The nonlinear distribution of employment across municipalities

Abstract

In this paper, the nonlinear distribution of employment across Spanish municipalities is analyzed. Also, we explore new properties of the family of generalized power law (GPL) distributions and explore its hierarchical structure, then we test its adequacy for modeling employment data. A new subfamily of heavy-tailed GPL distributions that is right tail equivalent to a Pareto (power-law) model is derived. Our findings show on the one hand that the distribution of employment across Spanish municipalities follows a power-law behavior in the upper tail and, on the other hand, the adequacy of GPL models for modeling employment data in the whole range of the distribution.

Appendix

Proof of Theorem 1

Note that any function g, with \(\displaystyle \lim \nolimits _{z \rightarrow \infty }g(z;\varvec{\theta })=\alpha >0\), is slowly varying at infinity: \(\displaystyle \lim _{z \rightarrow \infty }g(tz;\varvec{\theta })/g(z;\varvec{\theta })=1, \forall t>0\); then, we can check that \(\displaystyle \lim _{z \rightarrow \infty }\frac{S_Z(tz;\varvec{\theta })}{S_Z(z;\varvec{\theta })}=\displaystyle \lim \nolimits _{z \rightarrow \infty }\frac{(1+tz)^{-g(tz;\varvec{\theta })}}{(1+z)^{-g(z;\varvec{\theta })}}=t^{-\alpha }, \forall t>0\), where \(S_Z(z;\varvec{\theta })\) is the survival function of the corresponding GPL distribution. \(\square \)

Proof of Remark 1

We can check that (a) \(\displaystyle \lim \nolimits _{z \rightarrow \infty }\frac{S_Z(z;\varvec{\theta })}{G_Z(z)}= \displaystyle \lim \nolimits _{z \rightarrow \infty }\frac{(1+z)^{-g(z;\varvec{\theta })}}{(1+z)^{-\alpha }}=1\), where \(G_Z(z)\) is (in this case) the survival function of the Pareto type II distribution;

(b) \(\displaystyle \lim _{z \rightarrow \infty }\frac{S_Z(z;\varvec{\theta })}{G_Z(z)}= \displaystyle \lim _{z \rightarrow \infty }\frac{(1+z)^{-g(z;\varvec{\theta })}}{e^{-\lambda z}}=\infty \), where \(G_Z(z)\) is (in this case) the survival function of the exponential distribution.

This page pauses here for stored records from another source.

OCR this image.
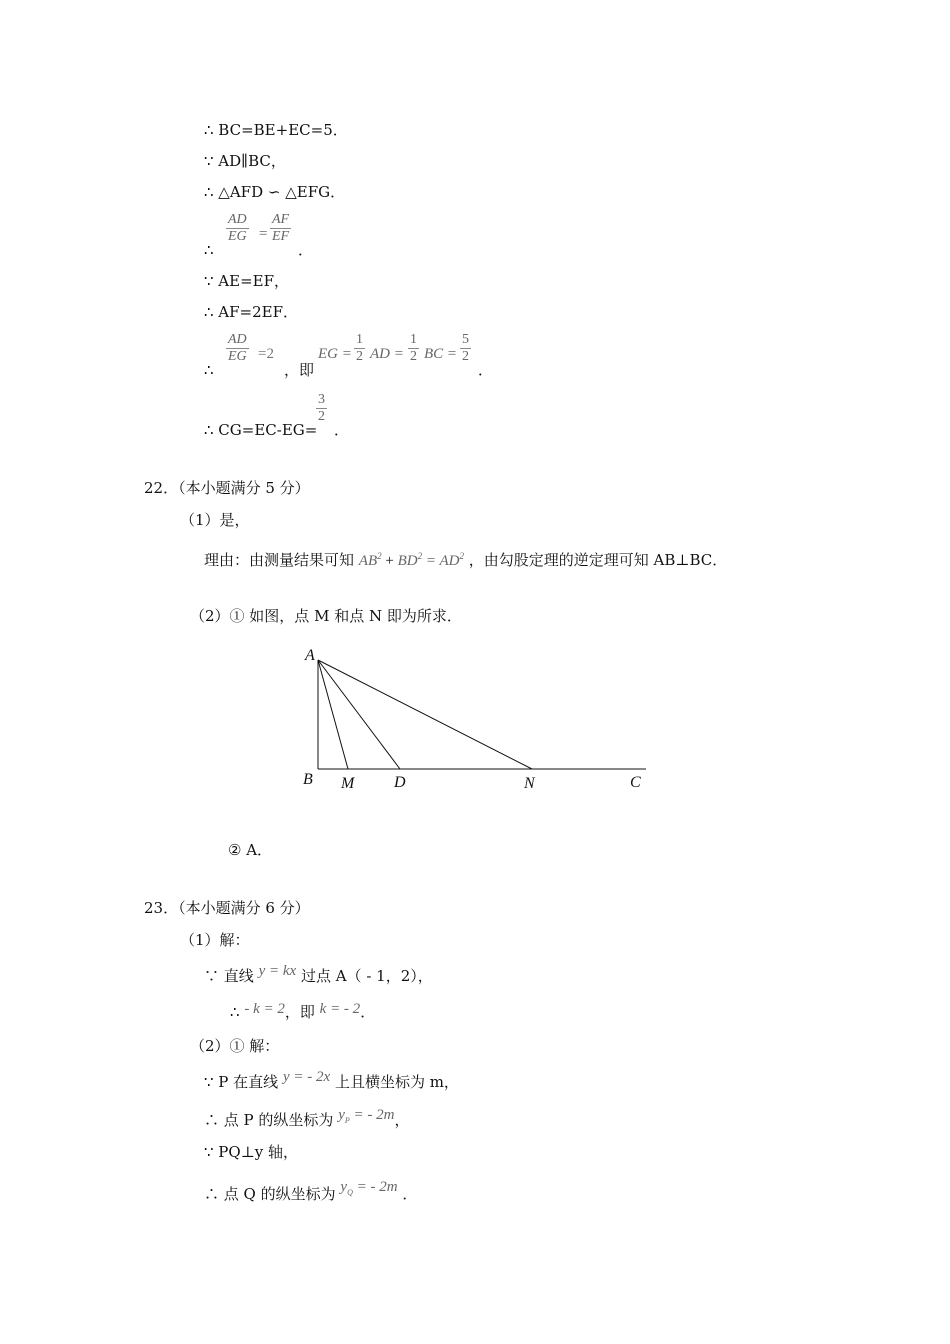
∴ BC=BE+EC=5．
∵ AD∥BC，
∴ △AFD ∽ △EFG．
∴
$\frac{AD}{EG} = \frac{AF}{EF}$
．
∵ AE=EF，
∴ AF=2EF．
∴
$\frac{AD}{EG} =2$
，即
EG = $\frac{1}{2}$ AD = $\frac{1}{2}$ BC = $\frac{5}{2}$
．
∴ CG=EC-EG=
$\frac{3}{2}$
．
22．（本小题满分 5 分）
（1）是，
理由：由测量结果可知 $AB^2 + BD^2 = AD^2$ ，由勾股定理的逆定理可知 AB⊥BC．
（2）① 如图，点 M 和点 N 即为所求．
A
B M D	N	C
② A．
23．（本小题满分 6 分）
（1）解：
∵ 直线 y = kx 过点 A（ - 1，2），
∴ - k = 2，即 k = - 2．
（2）① 解：
∵ P 在直线 y = - 2x 上且横坐标为 m，
∴ 点 P 的纵坐标为 $y_P$ = - 2m，
∵ PQ⊥y 轴，
∴ 点 Q 的纵坐标为 $y_Q$ = - 2m ．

Log-likelihood function, GPL(II) model (Eq. 5) with left-censored data:

$$\begin{aligned} \log \ell (\alpha ,\beta ,\sigma )= & {} \log \left[ [1-S_X(x_0)]^r\prod _{\begin{array}{c} i=r+1 \end{array}}^{N} f(x_i)\right] \\= & {} (N-r)[\log (\alpha )-\log (\sigma )]-\sum _{\begin{array}{c} i=r+1 \end{array}}^{N}\log \left( 1+x_i/\sigma \right) \\+ & {} \sum _{\begin{array}{c} i=r+1 \end{array}}^{N}\log \left[ \beta +1+\log \left( 1+x_i/\sigma \right) \right] +\beta \sum _{\begin{array}{c} i=r+1 \end{array}}^{N}\log \left[ \log \left( 1+x_i/\sigma \right) \right] \\- & {} (\beta +1)\sum _{\begin{array}{c} i=r+1 \end{array}}^{N}\log \left[ 1+\log \left( 1+x_i/\sigma \right) \right] -\alpha \sum _{\begin{array}{c} i=r+1 \end{array}}^{N} \displaystyle \frac{[\log \left( 1+x_i/\sigma \right) ]^{\beta +1}}{[1+\log \left( 1+x_i/\sigma \right) ]^\beta }\\+ & {} r\log \left[ 1-\exp {\left[ -\alpha \displaystyle \frac{[\log \left( 1+x_0/\sigma \right) ]^{\beta +1}}{[1+\log (1+x_0/\sigma )]^\beta }\right] } \right] , \end{aligned}$$

where N is the sample size (included the left censored observations), r is the number of left censored observations, \(x_0=4\) is the censoring value, and the maximum likelihood estimates of the unknown parameter vector (\(\alpha \),\(\beta \),\(\sigma \)) is the one that maximizes the log-likelihood function \(\log \ell (\alpha ,\beta ,\sigma )\).